Suddenly down the corridor came a coffin carried on the shoulders of the royal undertakers, led by a man in a beautiful morning suit.
Colin says: “I grabbed him and explained how we’d had the funeral directors in and I thought they had done a good job.
“I said it was my decision but I’d like him to check everything was fine. He went in the room, came out a couple of minutes later and said, ‘No problem.’ It was an enormous relief.”
As Diana’s sisters and Charles entered the room, Colin went off in search of a clergyman.
He says: “One of the Buckingham Palace officials asked me, ‘How are you getting home?’
“I didn’t know. I had no money on me. Then he said, ‘You won’t be coming on the royal plane.’
“I used to fly those planes — you could seat 100 people if they had enough seats — so I said, ‘With a world of respect to you, sir, I’m the first guy here that saw the Princess so I think you have got to keep a continuity, going back to London.’
And when the Prince came out he said, ‘Thank you’ to me again and, ‘Of course you will be coming with me on the plane.’”

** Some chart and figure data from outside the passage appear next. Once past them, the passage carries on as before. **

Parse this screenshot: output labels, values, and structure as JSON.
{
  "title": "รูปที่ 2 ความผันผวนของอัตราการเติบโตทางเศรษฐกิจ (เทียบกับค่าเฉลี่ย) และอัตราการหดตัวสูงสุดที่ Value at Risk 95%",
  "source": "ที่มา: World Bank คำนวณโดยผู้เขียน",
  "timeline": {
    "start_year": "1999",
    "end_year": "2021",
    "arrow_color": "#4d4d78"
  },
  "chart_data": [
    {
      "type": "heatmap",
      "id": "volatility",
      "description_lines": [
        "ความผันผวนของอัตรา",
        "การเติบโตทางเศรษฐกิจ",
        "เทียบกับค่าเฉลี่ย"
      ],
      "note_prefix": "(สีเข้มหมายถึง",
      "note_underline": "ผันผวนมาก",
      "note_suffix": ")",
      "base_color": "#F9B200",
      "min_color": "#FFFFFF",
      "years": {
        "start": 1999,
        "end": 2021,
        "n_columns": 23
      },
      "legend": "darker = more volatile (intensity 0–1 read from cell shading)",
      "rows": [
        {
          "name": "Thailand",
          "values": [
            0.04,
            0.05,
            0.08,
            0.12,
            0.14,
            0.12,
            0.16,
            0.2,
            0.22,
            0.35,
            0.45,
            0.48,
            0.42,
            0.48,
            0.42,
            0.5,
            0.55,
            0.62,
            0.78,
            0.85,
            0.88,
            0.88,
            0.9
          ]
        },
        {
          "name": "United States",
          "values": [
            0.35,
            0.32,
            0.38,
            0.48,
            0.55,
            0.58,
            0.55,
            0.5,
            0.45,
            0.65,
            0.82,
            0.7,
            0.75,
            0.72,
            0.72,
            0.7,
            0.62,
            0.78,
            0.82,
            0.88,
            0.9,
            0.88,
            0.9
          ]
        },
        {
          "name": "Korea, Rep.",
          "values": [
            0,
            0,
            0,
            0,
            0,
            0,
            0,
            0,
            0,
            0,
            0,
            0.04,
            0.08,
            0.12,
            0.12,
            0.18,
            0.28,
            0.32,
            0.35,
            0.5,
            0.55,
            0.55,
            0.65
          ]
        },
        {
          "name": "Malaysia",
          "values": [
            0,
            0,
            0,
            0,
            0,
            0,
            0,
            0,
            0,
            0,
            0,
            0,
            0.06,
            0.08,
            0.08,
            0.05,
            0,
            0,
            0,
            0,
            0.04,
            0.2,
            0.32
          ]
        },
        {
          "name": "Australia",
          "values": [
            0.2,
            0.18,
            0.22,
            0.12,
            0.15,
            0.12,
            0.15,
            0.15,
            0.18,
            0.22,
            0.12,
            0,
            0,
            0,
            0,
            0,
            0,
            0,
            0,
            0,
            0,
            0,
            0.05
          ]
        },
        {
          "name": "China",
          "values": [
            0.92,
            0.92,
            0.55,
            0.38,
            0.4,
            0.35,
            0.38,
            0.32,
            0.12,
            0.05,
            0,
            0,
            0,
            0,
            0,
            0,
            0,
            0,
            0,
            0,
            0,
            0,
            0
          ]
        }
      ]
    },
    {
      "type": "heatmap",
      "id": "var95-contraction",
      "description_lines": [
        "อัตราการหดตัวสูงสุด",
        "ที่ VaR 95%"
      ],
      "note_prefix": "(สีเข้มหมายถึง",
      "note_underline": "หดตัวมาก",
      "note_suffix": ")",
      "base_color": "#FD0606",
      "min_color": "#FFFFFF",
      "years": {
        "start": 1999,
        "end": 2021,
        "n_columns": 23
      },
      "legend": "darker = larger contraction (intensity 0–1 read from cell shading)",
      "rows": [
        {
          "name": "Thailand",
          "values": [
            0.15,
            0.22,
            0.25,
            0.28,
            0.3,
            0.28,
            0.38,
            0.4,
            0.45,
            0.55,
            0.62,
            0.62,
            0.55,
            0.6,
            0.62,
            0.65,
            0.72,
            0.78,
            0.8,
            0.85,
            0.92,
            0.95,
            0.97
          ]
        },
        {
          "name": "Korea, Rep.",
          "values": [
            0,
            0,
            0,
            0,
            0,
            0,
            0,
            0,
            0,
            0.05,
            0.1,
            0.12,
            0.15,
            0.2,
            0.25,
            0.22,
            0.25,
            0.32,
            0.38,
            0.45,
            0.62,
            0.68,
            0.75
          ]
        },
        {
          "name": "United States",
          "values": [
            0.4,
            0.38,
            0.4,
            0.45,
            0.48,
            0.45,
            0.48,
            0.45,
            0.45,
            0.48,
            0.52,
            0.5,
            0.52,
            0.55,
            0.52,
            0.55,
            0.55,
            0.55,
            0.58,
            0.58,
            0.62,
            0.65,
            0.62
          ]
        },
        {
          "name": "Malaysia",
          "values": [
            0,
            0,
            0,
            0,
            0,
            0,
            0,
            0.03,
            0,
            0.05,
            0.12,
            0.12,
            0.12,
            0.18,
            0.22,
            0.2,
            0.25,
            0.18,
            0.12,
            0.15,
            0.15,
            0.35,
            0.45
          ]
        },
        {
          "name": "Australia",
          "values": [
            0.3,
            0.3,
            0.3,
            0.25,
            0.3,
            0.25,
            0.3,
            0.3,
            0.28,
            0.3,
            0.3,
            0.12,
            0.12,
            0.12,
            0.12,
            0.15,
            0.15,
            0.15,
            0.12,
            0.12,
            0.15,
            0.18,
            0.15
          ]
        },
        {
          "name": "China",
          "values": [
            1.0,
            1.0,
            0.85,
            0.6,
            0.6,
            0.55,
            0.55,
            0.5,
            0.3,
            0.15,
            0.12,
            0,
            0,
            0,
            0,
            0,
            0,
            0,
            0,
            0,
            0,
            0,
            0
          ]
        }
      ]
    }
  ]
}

In France, as Diana’s body was taken to Villacoublay military airfield for her journey home, people in the streets applauded.
But as her coffin made its way down the A40 from RAF Northolt to a mortuary in Fulham, West London, there were no cars on the road and total silence from the stunned crowds, who threw flowers from bridges as the hearse passed.
Colin says: “You could see the sadness — it was quite amazing.”
Colin Tebbutt did not ask for nor receive any payment for this article.